Symptomen – Ontwikkelingscoördinatiestoornis (dyspraxie) bij kinderen
Problemen bij oudere kinderen
Naarmate uw kind ouder wordt, kan het meer merkbare lichamelijke moeilijkheden ontwikkelen, plus problemen op andere gebieden.
Bewegings- en coördinatieproblemen
Bewegings- en coördinatieproblemen zijn de belangrijkste symptomen van DCD.

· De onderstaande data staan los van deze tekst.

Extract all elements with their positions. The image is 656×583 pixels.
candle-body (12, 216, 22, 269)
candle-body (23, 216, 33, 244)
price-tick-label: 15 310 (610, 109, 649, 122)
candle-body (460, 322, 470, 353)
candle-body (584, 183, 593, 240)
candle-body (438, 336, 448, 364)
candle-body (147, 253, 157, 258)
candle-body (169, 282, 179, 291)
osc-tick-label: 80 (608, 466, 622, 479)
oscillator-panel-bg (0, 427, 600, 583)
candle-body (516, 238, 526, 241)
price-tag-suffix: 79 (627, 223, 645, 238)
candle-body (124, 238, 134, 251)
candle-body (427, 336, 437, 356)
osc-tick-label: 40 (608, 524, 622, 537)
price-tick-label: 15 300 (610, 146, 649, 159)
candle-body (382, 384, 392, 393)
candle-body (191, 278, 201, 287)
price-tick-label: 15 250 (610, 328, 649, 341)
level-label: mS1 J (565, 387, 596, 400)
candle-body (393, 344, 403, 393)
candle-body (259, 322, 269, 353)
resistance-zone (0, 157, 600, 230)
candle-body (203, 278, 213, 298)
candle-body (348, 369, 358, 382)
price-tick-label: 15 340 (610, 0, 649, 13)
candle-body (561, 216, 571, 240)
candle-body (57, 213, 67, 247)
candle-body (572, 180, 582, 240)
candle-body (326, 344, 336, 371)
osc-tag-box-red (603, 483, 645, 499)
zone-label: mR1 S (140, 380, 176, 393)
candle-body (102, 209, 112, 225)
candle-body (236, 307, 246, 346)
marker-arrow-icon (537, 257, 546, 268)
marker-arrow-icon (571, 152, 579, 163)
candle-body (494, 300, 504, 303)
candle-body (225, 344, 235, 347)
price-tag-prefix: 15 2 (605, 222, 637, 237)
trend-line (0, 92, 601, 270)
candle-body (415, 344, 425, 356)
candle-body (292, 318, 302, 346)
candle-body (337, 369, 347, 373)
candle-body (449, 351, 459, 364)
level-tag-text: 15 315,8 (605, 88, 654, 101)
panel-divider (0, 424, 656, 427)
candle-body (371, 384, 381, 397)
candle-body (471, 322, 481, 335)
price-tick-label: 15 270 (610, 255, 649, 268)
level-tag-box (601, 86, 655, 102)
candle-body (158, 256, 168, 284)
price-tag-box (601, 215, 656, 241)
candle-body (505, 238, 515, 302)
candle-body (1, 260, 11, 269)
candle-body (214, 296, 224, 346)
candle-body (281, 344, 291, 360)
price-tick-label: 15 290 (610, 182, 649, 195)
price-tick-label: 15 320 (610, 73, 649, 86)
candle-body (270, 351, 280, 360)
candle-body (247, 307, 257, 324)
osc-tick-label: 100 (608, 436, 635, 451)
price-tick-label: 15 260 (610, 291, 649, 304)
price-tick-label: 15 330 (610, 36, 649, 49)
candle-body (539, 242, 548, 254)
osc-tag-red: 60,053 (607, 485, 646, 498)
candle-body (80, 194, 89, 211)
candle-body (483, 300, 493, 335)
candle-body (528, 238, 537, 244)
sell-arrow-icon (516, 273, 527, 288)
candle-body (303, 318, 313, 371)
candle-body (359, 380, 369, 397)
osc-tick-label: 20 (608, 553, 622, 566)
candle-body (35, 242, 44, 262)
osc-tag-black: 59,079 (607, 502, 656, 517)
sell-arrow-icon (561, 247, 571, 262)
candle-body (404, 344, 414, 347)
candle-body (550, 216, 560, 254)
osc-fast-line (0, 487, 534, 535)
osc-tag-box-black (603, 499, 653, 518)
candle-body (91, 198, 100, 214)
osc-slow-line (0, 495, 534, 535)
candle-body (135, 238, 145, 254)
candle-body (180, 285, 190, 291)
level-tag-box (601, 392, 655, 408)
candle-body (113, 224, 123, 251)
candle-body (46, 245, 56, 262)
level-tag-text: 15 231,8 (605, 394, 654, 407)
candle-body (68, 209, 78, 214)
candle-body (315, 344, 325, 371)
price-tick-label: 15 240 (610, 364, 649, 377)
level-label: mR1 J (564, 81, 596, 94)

Kinderen kunnen moeite hebben met:
- speelplaatsactiviteiten zoals huppelen, springen, rennen en een bal vangen of trappen. Ze vermijden vaak om mee te doen vanwege hun gebrek aan coördinatie en kunnen lichamelijke opvoeding moeilijk vinden
- trappen op en af lopen
- schrijven, tekenen en een schaar gebruiken – hun handschrift en tekeningen kunnen gekrabbeld lijken en minder ontwikkeld in vergelijking met andere kinderen van hun leeftijd
- aankleden, knopen dichtdoen en schoenveters strikken
- stilzitten – ze kunnen veel zwaaien of met hun armen en benen bewegen
Een kind met DCD kan onhandig en onhandig overkomen, omdat het tegen voorwerpen kan botsen, dingen kan laten vallen en veel kan vallen.
Maar dit is op zichzelf niet per se een teken van DCD, want veel kinderen die onhandig lijken, hebben in feite alle normale bewegings (motorische) vaardigheden voor hun leeftijd.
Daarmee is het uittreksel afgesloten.